Today digital marketing is a thriving industry which encompasses an ever-growing list of channels and platforms. In a study published in 2018 it was reported that the amount spent globally on digital marketing activity was approaching £78 billion ($100 billion) – and this is only set to grow. The UK alone is the largest digital advertising market in Europe and third largest globally, with over £1.3 billion being spent just on paid advertising in 2018.
Yet where did it all begin and how has it evolved since?
The first acknowledged use of the phrase ‘Digital Marketing’ was in 1990, the year in which the first internet search engine ‘Archie’ was launched. Despite that digital marketing didn’t become a commonly used strategy until 1994, when the first web browser called Netscape was made publicly available. From that moment the number of people using the world wide web grew by more than 300% in just two years, from 16 million to 70 million users.
As the internet continued to rapidly grow in the subsequent years with the launch of additional search engines such as Yahoo!, Google and ecommerce platforms, digital became a marketing strategy which could no longer be dismissed by entrepreneurs.
Unsurprisingly email was the primary digital channel to be widely used for marketing purposes. The concept was easy to grasp due to the similarity with existing print marketing strategies. It became popular when businesses realised that it removed limitations geographically and initially were no restrictions with regards to how you used the data available either.
Today email as a digital marketing channel is still as prominent as ever with more than half of the people on earth using email as a messaging tool and only projected to continue. It is now far more controlled with various laws and legislations in place to battle misuse by businesses.
Search Engine Optimisation (SEO)
As search engines evolved in the mid 1990s and began to implement additional algorithms to ensure their results were more relevant for their users, webmasters quickly began to recognise the value in appearing higher in the results.
Now every second 4.5 people search for ‘SEO’ on Google. With the search engine algorithms continually evolving, so too have the SEO practices themselves to remain relevant. In one year alone Google announced they had made more than 500 algorithm changes. SEO is not something which can be completed, it is an ongoing process to ensure your content always remains relevant and valuable to your target audience.
Social Media encompasses a variety of subcategories which includes blogs, forums, product/service reviews, video sharing and social networks. Although today the phrase is more commonly associated with social networking.

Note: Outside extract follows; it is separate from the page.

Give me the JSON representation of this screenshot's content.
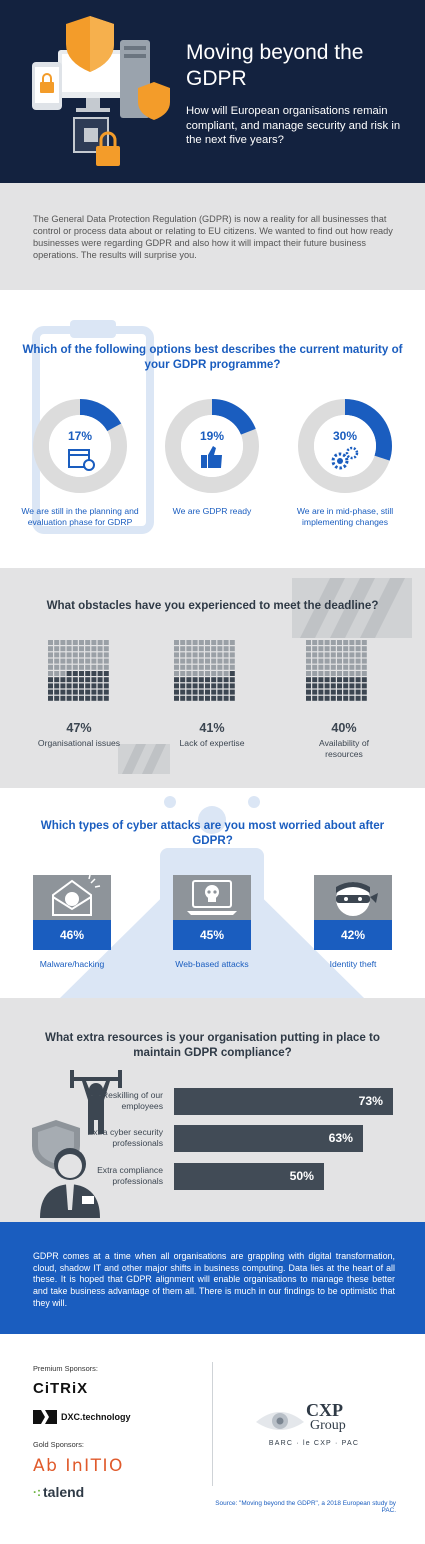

It is widely considered that the first social networking platform was Six Degrees which launched in 1997. Although social media wasn’t recognised as a marketing channel until the mid 2000s with the launch of MySpace (2003), LinkedIn (2003), Facebook (2004) and Twitter (2006).
The power of social media has been continuously displayed through its ability to affect politics and public opinion. This has attracted businesses to use social media as a marketing channel to engage with target audiences and generate awareness of products and services. However unlike other digital marketing channels, it can be more difficult to quantify how social media is contributing to sales/leads if you don’t have the correct tracking and metrics established.
Although the first clickable banner ad was recognised as being sold to a business in 1993, display advertising didn’t become mainstream until 1994. Which was when Wired Magazine began to sell banner ads openly to businesses.
The introduction of programmatic display advertising in recent years has revolutionised how it is managed as a marketing channel. It means that rather than having to manually communicate and purchase ad space from each individual website, you are now able to manage activity directly through an ad technology platform and bid in real-time across countless websites based on targeting criteria.
Pay Per Click (PPC)
Whilst Google introduced paid advertising in 1999 and their advertising platform, AdWords (now known as Google Ads) being released the following year – it wasn’t until 2002 it became PPC. Up until that point Google had only charged based on the number of impressions an ad received.
Even today with the array of services and products Google now provides, advertising accounts for the majority of their revenue, with it be reported as being as high as 71% in 2018 alone. Social networks are the more recent platforms to provide the PPC option as part of their advertising.
Originally mobile advertising was primarily associated with SMS messages, though with the introduction of smartphones and tablets being released to the mass market, apps consequently began to harbour a huge amount of traffic and usage too. This has continued to increase with hundreds of billions of app downloads in 2018 alone. In-app advertisements and push notifications are now commonplace.
Digital marketing is taking over traditional marketing, with digital ad spend predicted to account for 62% of all advertising in the UK in 2020. The ability to react and make modifications to adverts, targeting and placements, along with engaging consumers, both in real-time is something traditional marketing will never achieve.